5 tablespoons granulated sugar

Pinch of salt

1 2/3 cup all-purpose flour

Heat oven to 350 F. Line two baking sheets with Silpats or parchment paper, and set aside.

Place food coloring in a shallow bowl. Using a small clean paintbrush, color one rounded half of each almond. Set aside to dry.

Separate 1 egg. Set aside the white. In a small bowl, whisk together yolk, remaining egg and vanilla. Set aside.

In the bowl of an electric mixer fitted with the paddle attachment, combine butter, confectioner’s sugar, granulated sugar and salt. Beat on medium speed until well combined. Add egg mixture, and beat until smooth, about 2 minutes. Add the flour, and mix on low speed just until incorporated. Wrap the dough in plastic and chill until firm, 20 to 30 minutes.

Divide the dough in half. Work with one piece at a time, keeping the remaining dough covered with plastic wrap and chilled. Divide the first half into 15 pieces. On a lightly floured surface, roll each piece back and forth with palms into finger shapes, 3 to 4 inches long. Pinch dough in two places to form knuckles. Score each knuckle lightly with the back of a small knife. Transfer fingers to the prepared baking sheets. Repeat with remaining dough.

When all finger are formed, brush lightly with egg white. Position almond nails; push into dough to attach.

Bake until lightly browned, about 12 minutes. Cool completely.

Recipe courtesy of Martha Stewart.com.

These Shrunken Heads will add a scary touch to the punchbowl. Photo courtesy of MarthaStewart.com

Shrunken Heads in Cider

Serves 30

2 cups lemon juice

2 tablespoons coarse salt

8 large Granny Smith apples

32 whole cloves

2 gallons apple cider

2 (12-ounce) cans frozen lemonade concentrate, thawed

2 cups spiced rum (optional)

Preheat oven to 250 F. Line a baking sheet with parchment paper; set aside. In a medium bowl, mix together lemon juice and salt; set aside.

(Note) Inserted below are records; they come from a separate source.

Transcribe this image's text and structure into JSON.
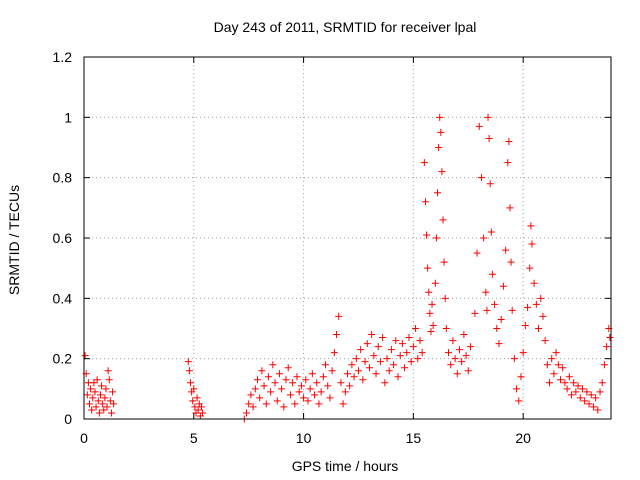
{
  "chart_data": {
    "type": "scatter",
    "title": "Day 243 of 2011, SRMTID for receiver lpal",
    "xlabel": "GPS time / hours",
    "ylabel": "SRMTID / TECUs",
    "xlim": [
      0,
      24
    ],
    "ylim": [
      0,
      1.2
    ],
    "xticks": [
      0,
      5,
      10,
      15,
      20
    ],
    "xtick_labels": [
      "0",
      "5",
      "10",
      "15",
      "20"
    ],
    "yticks": [
      0,
      0.2,
      0.4,
      0.6,
      0.8,
      1.0,
      1.2
    ],
    "ytick_labels": [
      "0",
      "0.2",
      "0.4",
      "0.6",
      "0.8",
      "1",
      "1.2"
    ],
    "grid": true,
    "marker": "plus",
    "color": "#ff0000",
    "series": [
      {
        "name": "SRMTID",
        "points": [
          [
            0.05,
            0.21
          ],
          [
            0.1,
            0.15
          ],
          [
            0.15,
            0.08
          ],
          [
            0.2,
            0.12
          ],
          [
            0.25,
            0.05
          ],
          [
            0.3,
            0.1
          ],
          [
            0.35,
            0.03
          ],
          [
            0.4,
            0.07
          ],
          [
            0.45,
            0.12
          ],
          [
            0.5,
            0.09
          ],
          [
            0.55,
            0.04
          ],
          [
            0.6,
            0.13
          ],
          [
            0.65,
            0.06
          ],
          [
            0.7,
            0.02
          ],
          [
            0.75,
            0.08
          ],
          [
            0.8,
            0.11
          ],
          [
            0.85,
            0.05
          ],
          [
            0.9,
            0.03
          ],
          [
            0.95,
            0.07
          ],
          [
            1.0,
            0.1
          ],
          [
            1.05,
            0.04
          ],
          [
            1.1,
            0.16
          ],
          [
            1.15,
            0.13
          ],
          [
            1.2,
            0.06
          ],
          [
            1.25,
            0.02
          ],
          [
            1.3,
            0.09
          ],
          [
            1.35,
            0.05
          ],
          [
            4.75,
            0.19
          ],
          [
            4.8,
            0.16
          ],
          [
            4.85,
            0.12
          ],
          [
            4.9,
            0.09
          ],
          [
            4.95,
            0.06
          ],
          [
            5.0,
            0.1
          ],
          [
            5.05,
            0.04
          ],
          [
            5.1,
            0.02
          ],
          [
            5.15,
            0.07
          ],
          [
            5.2,
            0.03
          ],
          [
            5.25,
            0.05
          ],
          [
            5.3,
            0.01
          ],
          [
            5.35,
            0.04
          ],
          [
            5.4,
            0.02
          ],
          [
            7.3,
            0.0
          ],
          [
            7.4,
            0.02
          ],
          [
            7.5,
            0.05
          ],
          [
            7.6,
            0.08
          ],
          [
            7.7,
            0.04
          ],
          [
            7.8,
            0.1
          ],
          [
            7.9,
            0.13
          ],
          [
            8.0,
            0.07
          ],
          [
            8.1,
            0.16
          ],
          [
            8.2,
            0.11
          ],
          [
            8.3,
            0.05
          ],
          [
            8.4,
            0.14
          ],
          [
            8.5,
            0.09
          ],
          [
            8.6,
            0.18
          ],
          [
            8.7,
            0.12
          ],
          [
            8.8,
            0.06
          ],
          [
            8.9,
            0.15
          ],
          [
            9.0,
            0.1
          ],
          [
            9.1,
            0.04
          ],
          [
            9.2,
            0.13
          ],
          [
            9.3,
            0.17
          ],
          [
            9.4,
            0.08
          ],
          [
            9.5,
            0.12
          ],
          [
            9.6,
            0.05
          ],
          [
            9.7,
            0.14
          ],
          [
            9.8,
            0.09
          ],
          [
            9.9,
            0.11
          ],
          [
            10.0,
            0.07
          ],
          [
            10.1,
            0.13
          ],
          [
            10.2,
            0.06
          ],
          [
            10.3,
            0.1
          ],
          [
            10.4,
            0.15
          ],
          [
            10.5,
            0.08
          ],
          [
            10.6,
            0.12
          ],
          [
            10.7,
            0.05
          ],
          [
            10.8,
            0.09
          ],
          [
            10.9,
            0.14
          ],
          [
            11.0,
            0.18
          ],
          [
            11.1,
            0.11
          ],
          [
            11.2,
            0.07
          ],
          [
            11.3,
            0.16
          ],
          [
            11.4,
            0.22
          ],
          [
            11.5,
            0.28
          ],
          [
            11.6,
            0.34
          ],
          [
            11.7,
            0.12
          ],
          [
            11.8,
            0.05
          ],
          [
            11.9,
            0.09
          ],
          [
            12.0,
            0.15
          ],
          [
            12.1,
            0.11
          ],
          [
            12.2,
            0.18
          ],
          [
            12.3,
            0.14
          ],
          [
            12.4,
            0.2
          ],
          [
            12.5,
            0.16
          ],
          [
            12.6,
            0.23
          ],
          [
            12.7,
            0.13
          ],
          [
            12.8,
            0.19
          ],
          [
            12.9,
            0.25
          ],
          [
            13.0,
            0.17
          ],
          [
            13.1,
            0.28
          ],
          [
            13.2,
            0.21
          ],
          [
            13.3,
            0.15
          ],
          [
            13.4,
            0.24
          ],
          [
            13.5,
            0.19
          ],
          [
            13.6,
            0.27
          ],
          [
            13.7,
            0.12
          ],
          [
            13.8,
            0.2
          ],
          [
            13.9,
            0.16
          ],
          [
            14.0,
            0.23
          ],
          [
            14.1,
            0.18
          ],
          [
            14.2,
            0.26
          ],
          [
            14.3,
            0.14
          ],
          [
            14.4,
            0.21
          ],
          [
            14.5,
            0.25
          ],
          [
            14.6,
            0.17
          ],
          [
            14.7,
            0.22
          ],
          [
            14.8,
            0.27
          ],
          [
            14.9,
            0.19
          ],
          [
            15.0,
            0.24
          ],
          [
            15.1,
            0.3
          ],
          [
            15.2,
            0.2
          ],
          [
            15.3,
            0.26
          ],
          [
            15.4,
            0.22
          ],
          [
            15.5,
            0.85
          ],
          [
            15.55,
            0.72
          ],
          [
            15.6,
            0.61
          ],
          [
            15.65,
            0.5
          ],
          [
            15.7,
            0.42
          ],
          [
            15.75,
            0.35
          ],
          [
            15.8,
            0.29
          ],
          [
            15.85,
            0.38
          ],
          [
            15.9,
            0.31
          ],
          [
            16.0,
            0.45
          ],
          [
            16.05,
            0.6
          ],
          [
            16.1,
            0.75
          ],
          [
            16.15,
            0.9
          ],
          [
            16.2,
            1.0
          ],
          [
            16.25,
            0.95
          ],
          [
            16.3,
            0.82
          ],
          [
            16.35,
            0.66
          ],
          [
            16.4,
            0.52
          ],
          [
            16.45,
            0.4
          ],
          [
            16.5,
            0.3
          ],
          [
            16.6,
            0.22
          ],
          [
            16.7,
            0.18
          ],
          [
            16.8,
            0.26
          ],
          [
            16.9,
            0.2
          ],
          [
            17.0,
            0.15
          ],
          [
            17.1,
            0.23
          ],
          [
            17.2,
            0.19
          ],
          [
            17.3,
            0.28
          ],
          [
            17.4,
            0.21
          ],
          [
            17.5,
            0.16
          ],
          [
            17.6,
            0.24
          ],
          [
            17.8,
            0.35
          ],
          [
            17.9,
            0.55
          ],
          [
            18.0,
            0.97
          ],
          [
            18.1,
            0.8
          ],
          [
            18.2,
            0.6
          ],
          [
            18.3,
            0.42
          ],
          [
            18.35,
            0.36
          ],
          [
            18.4,
            1.0
          ],
          [
            18.45,
            0.93
          ],
          [
            18.5,
            0.78
          ],
          [
            18.55,
            0.62
          ],
          [
            18.6,
            0.48
          ],
          [
            18.7,
            0.38
          ],
          [
            18.8,
            0.3
          ],
          [
            18.9,
            0.25
          ],
          [
            19.0,
            0.33
          ],
          [
            19.1,
            0.44
          ],
          [
            19.2,
            0.56
          ],
          [
            19.3,
            0.85
          ],
          [
            19.35,
            0.92
          ],
          [
            19.4,
            0.7
          ],
          [
            19.45,
            0.52
          ],
          [
            19.5,
            0.36
          ],
          [
            19.6,
            0.2
          ],
          [
            19.7,
            0.1
          ],
          [
            19.8,
            0.06
          ],
          [
            19.9,
            0.14
          ],
          [
            20.0,
            0.22
          ],
          [
            20.1,
            0.31
          ],
          [
            20.2,
            0.37
          ],
          [
            20.3,
            0.5
          ],
          [
            20.35,
            0.64
          ],
          [
            20.4,
            0.58
          ],
          [
            20.5,
            0.45
          ],
          [
            20.6,
            0.38
          ],
          [
            20.7,
            0.3
          ],
          [
            20.8,
            0.4
          ],
          [
            20.9,
            0.34
          ],
          [
            21.0,
            0.26
          ],
          [
            21.1,
            0.18
          ],
          [
            21.2,
            0.12
          ],
          [
            21.3,
            0.2
          ],
          [
            21.4,
            0.15
          ],
          [
            21.5,
            0.22
          ],
          [
            21.6,
            0.18
          ],
          [
            21.7,
            0.13
          ],
          [
            21.8,
            0.17
          ],
          [
            21.9,
            0.12
          ],
          [
            22.0,
            0.1
          ],
          [
            22.1,
            0.14
          ],
          [
            22.2,
            0.08
          ],
          [
            22.3,
            0.12
          ],
          [
            22.4,
            0.09
          ],
          [
            22.5,
            0.11
          ],
          [
            22.6,
            0.07
          ],
          [
            22.7,
            0.1
          ],
          [
            22.8,
            0.06
          ],
          [
            22.9,
            0.09
          ],
          [
            23.0,
            0.05
          ],
          [
            23.1,
            0.08
          ],
          [
            23.2,
            0.04
          ],
          [
            23.3,
            0.07
          ],
          [
            23.4,
            0.03
          ],
          [
            23.5,
            0.09
          ],
          [
            23.6,
            0.12
          ],
          [
            23.7,
            0.18
          ],
          [
            23.8,
            0.24
          ],
          [
            23.9,
            0.3
          ],
          [
            23.95,
            0.27
          ]
        ]
      }
    ]
  }
}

Peel apples and cut each in half through the stem, remove seeds and core. Using a sharp paring knife, carve a face, as desired, on the rounded side of each apple half. Place apples in lemon mixture for 1 minute; transfer to paper towels to drain.

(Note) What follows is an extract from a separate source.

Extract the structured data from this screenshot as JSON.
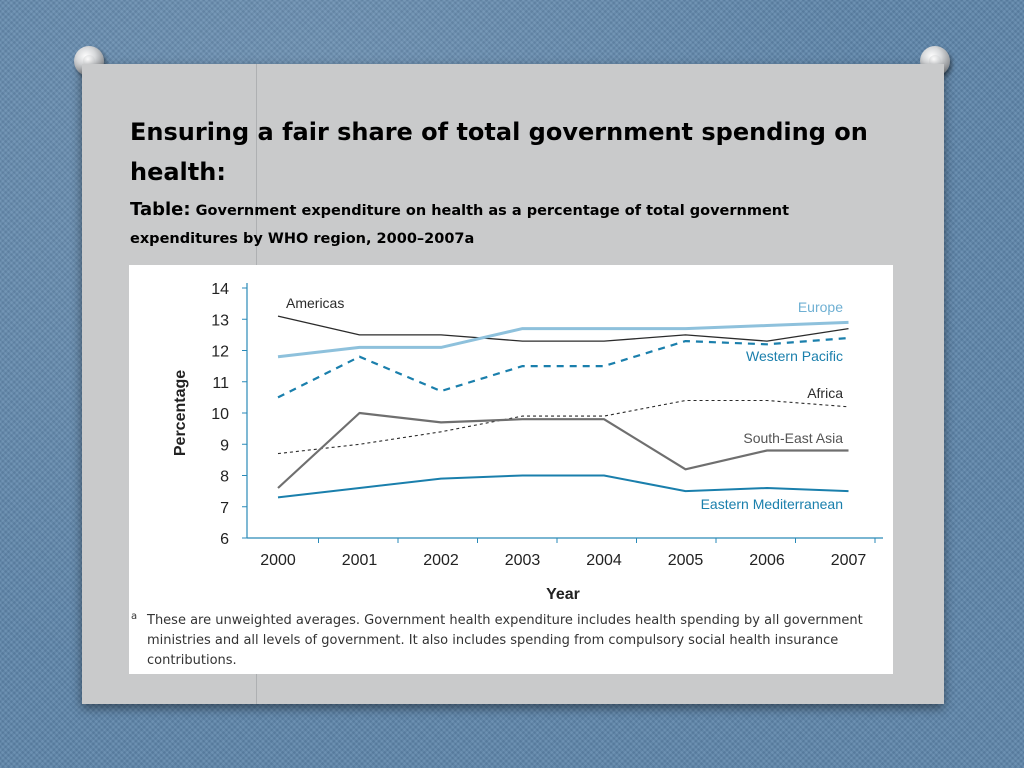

Place apples, face-side up on prepared baking sheet and transfer to oven. Let bake until apples are dry and begin to brown around the edges, about 90 minutes. Remove apples from baking sheets and press cloves into the eye sockets.

Combine cider, lemonade and run, if using, in a large punchbowl; float shrunken heads on top.

Recipe courtesy of MarthaStewart.com.